In CTL’s case, demonstrating benefits demands a meticulousness in the way it generates value for heart patients. “Scrupulousness in value-generation for our patients translates into value-generation for our shareholders,” Ajan says.

In addition to Sir Martin Evans, CTL’s leadership team boasts other prominent figures, including Rhodri Morgan, a former first minister of Wales, Mubasher Sheikh, a former transplant surgeon and the current head of Permira health care, and Lord Digby Jones, a former UK minister of state for trade and development.

“It’s important to surround yourself with smart, critical people and to listen to them. Again, this is something I learned at BCG. I’m fortunate to have an exceptional board and executive team, and I am careful to listen, but ultimately I’m responsible for the decisions, good or bad. And I’m happy to make those calls.”

Ajan likens his role among these iconoclasts to his position as a central midfielder in field hockey. (He currently represents the England Masters at the international level.) “In other words,” he says, “I’m expected to see everything, anticipate everything, and cover every inch of the pitch. I’ve got to be a total team player—attacking, defending, and fulfilling whatever role is required by the team.”

“CTL is like most biotech companies in that it requires a CEO to understand and connect the science with the biotech business,” says Ajan. “However, where CTL may be different is the dual-fold novelty and ambiguity of both our field of regenerative medicine and CTL’s unique approach. The novel approach in an unproven field and being at the fore-front. There is no path to follow. Therefore, we believe an in-depth level of science and business expertise is necessary to make these critical (and novel) decisions. 

“BCG was the best preparation for this role. I found my BCG experience very challenging and the hardest job I’ve ever done. But in hindsight, it was great training. The intellectual capacity needed, the speed of thought and execution required, and the unrelenting pressure and ‘stretch’ is how I developed my capacity to perform critical operations under high stress. BCG trained me to think and to work in a high-performance team. I learned to be data driven and to recognize excellent analysis and the singular value of insight from that analysis. Ultimately, leaving BCG was right for me. But the hard-won BCG skills gave me the ultimate confidence to use data to make the most critical decisions.

“My experiences from high-performance sports teams and BCG are complementary. High-level hockey is fast and dynamic; tactical thinking on the fly is very hard. But for me, the single well-executed tactical decision that wins the game is compelling. In contrast, business is more strategic and tactical, and there’s more time to think. However, it’s much more difficult to produce ‘game winners’ in business, and it’s much harder to build a high-performance team. That may be because the time frames are longer, prolonged years of rigor are required, and the rewards are less connected with actions.

“When we started CTL, we decided to combine the teamwork of high-performance sports with the strategy and execution required to excel in business. Therefore, our team is nontraditional—perhaps to match our nontraditional scientific approach.
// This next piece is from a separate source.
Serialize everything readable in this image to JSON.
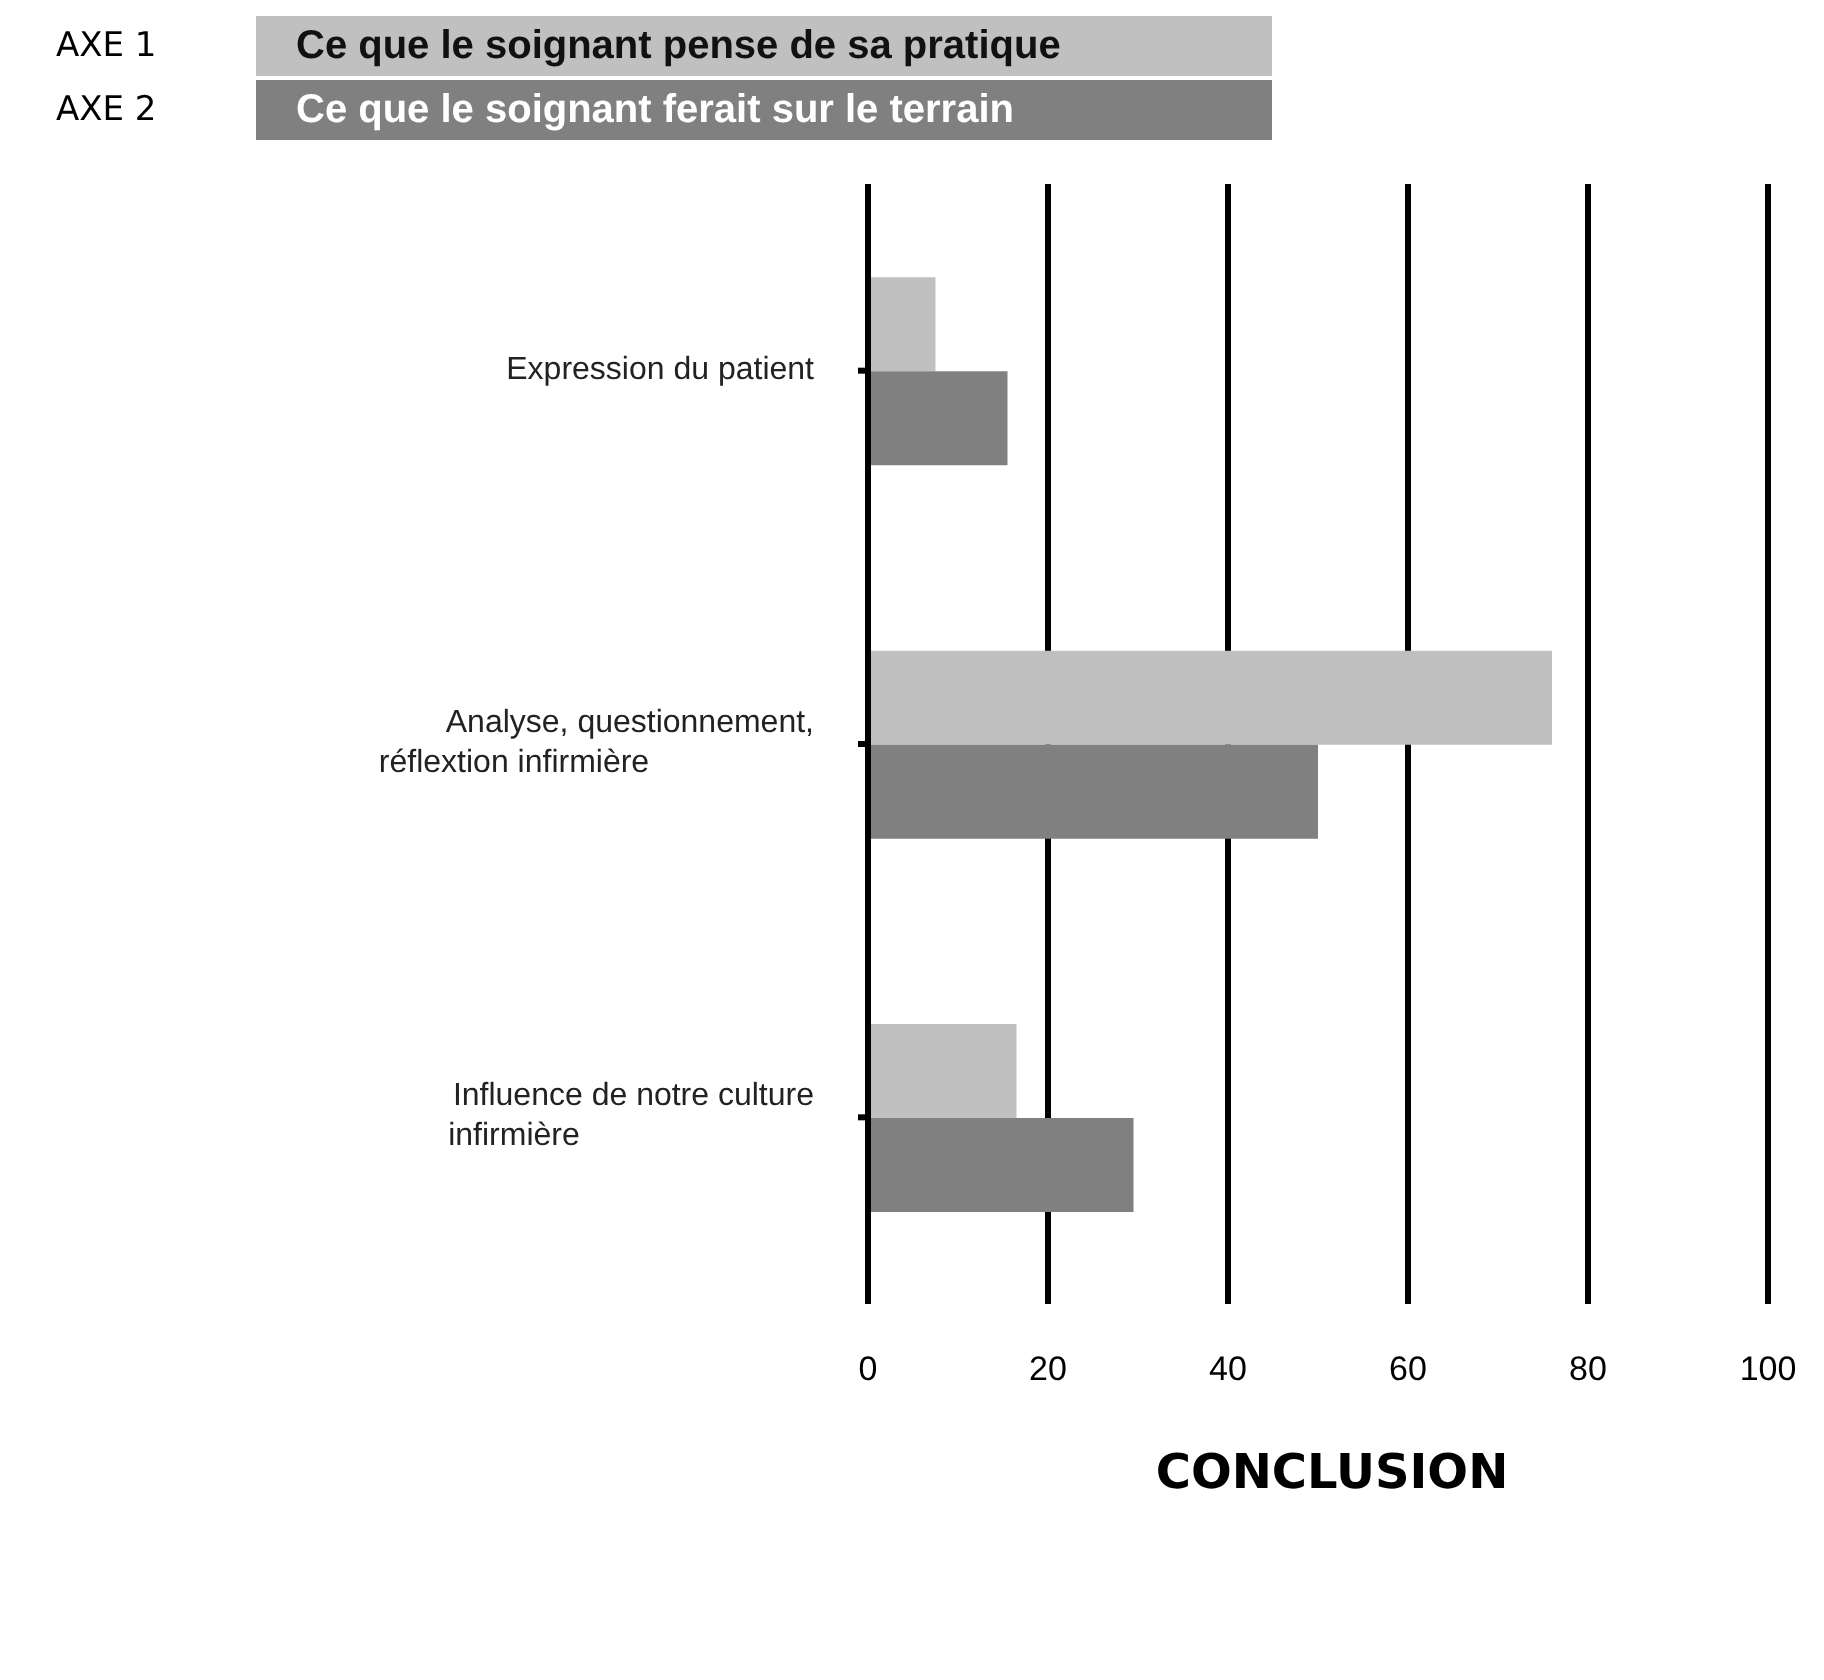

All of which, he says, is borne out in the success of CTL.

“If your high-performance team can work synergistically, excellence is a more likely outcome—be it at BCG, international hockey, or a biotech firm. I truly believe there are few limitations on the productivity of such organizations. You also need luck, however, and then you just might develop the world’s first regenerative medicine.”
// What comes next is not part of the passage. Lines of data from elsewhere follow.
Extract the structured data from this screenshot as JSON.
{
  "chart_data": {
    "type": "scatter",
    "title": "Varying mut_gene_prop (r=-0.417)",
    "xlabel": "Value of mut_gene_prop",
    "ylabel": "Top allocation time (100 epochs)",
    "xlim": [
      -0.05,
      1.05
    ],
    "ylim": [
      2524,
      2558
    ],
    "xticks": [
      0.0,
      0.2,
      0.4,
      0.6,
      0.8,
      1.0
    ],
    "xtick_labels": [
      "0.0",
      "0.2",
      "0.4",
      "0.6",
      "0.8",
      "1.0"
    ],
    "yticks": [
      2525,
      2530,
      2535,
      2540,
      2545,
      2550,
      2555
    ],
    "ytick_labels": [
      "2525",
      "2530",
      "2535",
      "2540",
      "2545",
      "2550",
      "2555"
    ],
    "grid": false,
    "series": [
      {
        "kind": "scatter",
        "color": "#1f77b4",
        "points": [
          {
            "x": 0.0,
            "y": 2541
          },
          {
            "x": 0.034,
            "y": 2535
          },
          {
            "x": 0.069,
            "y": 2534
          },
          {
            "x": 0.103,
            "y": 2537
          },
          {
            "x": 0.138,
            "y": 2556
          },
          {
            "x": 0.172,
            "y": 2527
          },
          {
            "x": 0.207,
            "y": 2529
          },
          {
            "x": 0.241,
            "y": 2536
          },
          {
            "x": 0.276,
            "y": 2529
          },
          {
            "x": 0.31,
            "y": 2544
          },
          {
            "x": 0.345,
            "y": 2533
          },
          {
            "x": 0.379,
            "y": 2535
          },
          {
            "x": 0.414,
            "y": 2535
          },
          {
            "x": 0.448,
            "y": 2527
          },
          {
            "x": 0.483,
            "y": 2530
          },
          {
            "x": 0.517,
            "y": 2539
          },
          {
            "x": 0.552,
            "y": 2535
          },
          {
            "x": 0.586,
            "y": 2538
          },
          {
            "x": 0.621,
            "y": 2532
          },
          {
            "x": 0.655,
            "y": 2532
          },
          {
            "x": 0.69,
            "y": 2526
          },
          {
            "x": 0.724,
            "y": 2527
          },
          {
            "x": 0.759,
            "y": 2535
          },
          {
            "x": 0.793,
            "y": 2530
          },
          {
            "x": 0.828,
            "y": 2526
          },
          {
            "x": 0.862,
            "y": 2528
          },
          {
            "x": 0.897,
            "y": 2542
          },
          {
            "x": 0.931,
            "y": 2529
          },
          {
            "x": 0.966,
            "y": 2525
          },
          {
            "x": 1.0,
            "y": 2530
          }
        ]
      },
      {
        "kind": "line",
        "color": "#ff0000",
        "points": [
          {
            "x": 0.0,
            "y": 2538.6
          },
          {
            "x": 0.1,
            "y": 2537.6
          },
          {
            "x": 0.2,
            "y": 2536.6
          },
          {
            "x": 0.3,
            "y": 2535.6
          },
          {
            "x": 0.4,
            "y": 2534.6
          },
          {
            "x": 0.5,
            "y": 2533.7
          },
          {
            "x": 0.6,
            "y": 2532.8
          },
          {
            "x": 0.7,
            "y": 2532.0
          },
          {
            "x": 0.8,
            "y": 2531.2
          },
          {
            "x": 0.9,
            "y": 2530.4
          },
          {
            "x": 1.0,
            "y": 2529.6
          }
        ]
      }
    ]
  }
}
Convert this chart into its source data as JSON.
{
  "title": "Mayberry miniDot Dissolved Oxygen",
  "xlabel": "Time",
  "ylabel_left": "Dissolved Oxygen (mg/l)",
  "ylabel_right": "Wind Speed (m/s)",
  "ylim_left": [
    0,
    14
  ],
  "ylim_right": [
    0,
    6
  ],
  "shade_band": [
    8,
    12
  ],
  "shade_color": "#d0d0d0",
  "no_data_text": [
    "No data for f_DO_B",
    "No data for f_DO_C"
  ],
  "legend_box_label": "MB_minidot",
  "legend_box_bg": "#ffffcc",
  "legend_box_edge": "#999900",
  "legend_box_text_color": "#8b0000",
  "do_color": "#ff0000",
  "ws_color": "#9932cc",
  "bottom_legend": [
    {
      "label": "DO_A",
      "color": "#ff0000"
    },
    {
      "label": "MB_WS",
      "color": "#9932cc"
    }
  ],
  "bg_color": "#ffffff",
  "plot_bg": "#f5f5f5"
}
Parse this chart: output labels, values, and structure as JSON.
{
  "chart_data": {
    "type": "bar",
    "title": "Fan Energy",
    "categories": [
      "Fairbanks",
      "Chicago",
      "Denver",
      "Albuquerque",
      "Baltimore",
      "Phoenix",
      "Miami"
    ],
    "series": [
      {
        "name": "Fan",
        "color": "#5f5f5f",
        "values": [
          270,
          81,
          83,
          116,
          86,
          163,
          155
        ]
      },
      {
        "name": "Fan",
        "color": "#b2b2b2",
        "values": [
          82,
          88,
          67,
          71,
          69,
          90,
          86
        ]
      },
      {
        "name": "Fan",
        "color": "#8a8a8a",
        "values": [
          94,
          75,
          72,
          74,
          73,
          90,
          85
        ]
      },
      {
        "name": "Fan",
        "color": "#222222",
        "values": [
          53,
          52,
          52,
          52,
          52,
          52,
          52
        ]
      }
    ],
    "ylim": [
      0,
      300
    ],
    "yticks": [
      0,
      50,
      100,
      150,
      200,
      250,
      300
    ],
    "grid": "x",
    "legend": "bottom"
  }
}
CTL, which is based in Cardiff in the UK, now has 30 employees, holds more than 100 patents, and is affiliated with labs at leading universities in Oxford, Toronto, Denmark, Greece, and China.

“Our goal is to treat 100,000 critically ill patients within the next five years,” Ajan concluded. “Realizing the great responsibility of lifesaving medicines, we focus on bringing Heartcel to market rapidly. It’s an amazing time—simultaneously frightening, humbling, and awe-inspiring.”